After controlling for demographics and socioeconomic factors, in general female householders who were older, White, better educated, and worked full time were more likely to own assets. Overall, characteristics and socioeconomic factors appear to have a greater role in whether or not a female head owns an asset than its value.

Previous research has provided evidence of the positive effects assets can have on individual and household well-being. Thus, many women are missing out on these potential benefits. In particular adult female householders with children, non-White, lower-income women, younger women, and less educated women are at a disadvantage in ownership and equity of assets. Additionally, structural issues including women’s disadvantage in the labor market through lower earnings and less opportunity for mobility are likely to play a role in women’s ability to accumulate assets. While the Earned Income Tax Credit (EITC) and initiatives; such as, Individual Development Accounts (IDAs), may help structure access to asset ownership, other efforts are clearly needed. Although the proportion of women who have pensions has risen sharply over this period, less than half the female householders in this study in 2004 are defined contribution pension holders. This indicates that either women are not taking advantage of pensions when available from their employers or are not provided the opportunity to invest in defined contribution pensions. One remedy shown to increase participation is for employers to require employees to opt out of participation in these savings plans rather than the more common requirement to opt in (O’Neill 2007). While slightly more than half of female households hold interest-bearing assets, those who don’t are likely to be more susceptible to income shocks and perhaps more likely to turn to public assistance support without a safety net (Young and Hofferth 1998). Pensions and homeownership in particular have important implications for the economic well-being of older women. The added income of a pension provides some protection against poverty and owning a home reduces monthly housing costs and provides a potential source of added income; such as, through a reverse mortgage.

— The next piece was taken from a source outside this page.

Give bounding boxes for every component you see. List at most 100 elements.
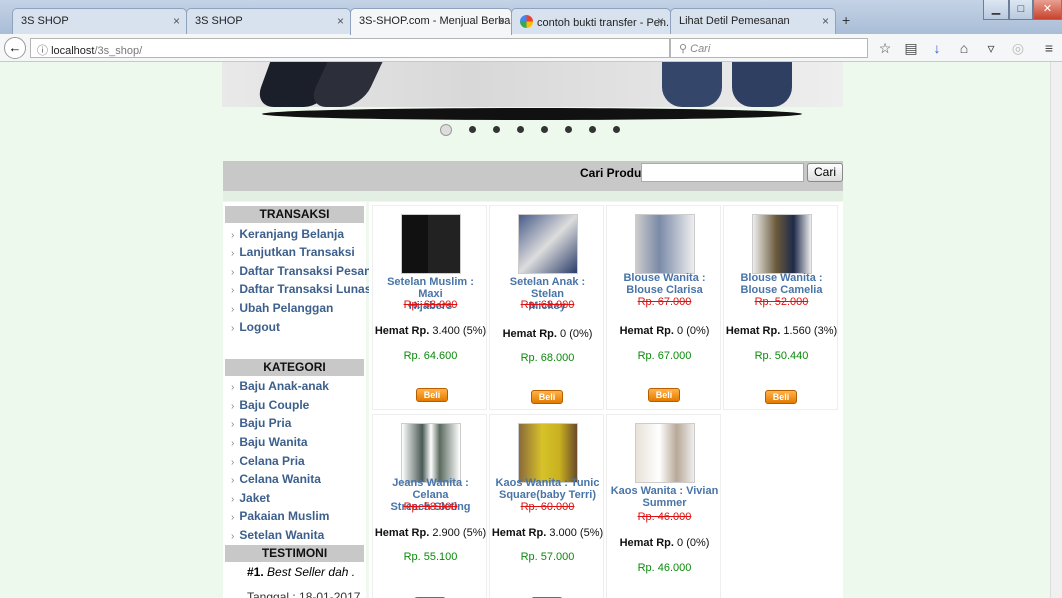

In addition to policy support, findings of this study point toward programmatic response at the community level and heightened awareness among financial service providers and such professions as social work. Part of the role of social workers working with low-income women, for example, should be to facilitate connection to saving and asset accumulation opportunities. Connecting women to banking services, economic education classes, and asset development programs; such as, homeownership programs and IDAs are examples (Garasky et al. 2008; Han and Sherraden 2009; Haynes-Bordas et al. 2008).

Limitations

This study provides an initial look at asset holdings among female householders. While the SIPP is a rich source of information about asset ownership and value, it lacks policy-relevant variables that may better explain why female householders tend to have lower assets than households headed by males. For example, we do not know whether or not women in this study have access to the institutional structures (low-cost checking or savings accounts) that are critical to the accumulation of interest-bearing assets and that may lead to banking relationships that help facilitate investment in longer-term assets such as IRAs and homes. Perhaps more importantly we do not know why women do not invest more. Is it because (a) their incomes are lower on average, than those in male-headed households, (b) the presence of a child lowers their risk tolerance (Chaulk et al. 2003), or is it (c) women prefer to better understand investment options and strategies before engaging in those markets? The poor have been shown to save when provided institutional structure and opportunity such as through IDAs. Indeed in one national demonstration of IDAs, low-income women were more likely to be savers than men (Schreiner and Sherraden 2007), suggesting that income levels, though important, are only part of the explanation. Future studies that examine both personal and household characteristics as well as institutional structures are needed to more fully understand the wealth accumulation capacity of women.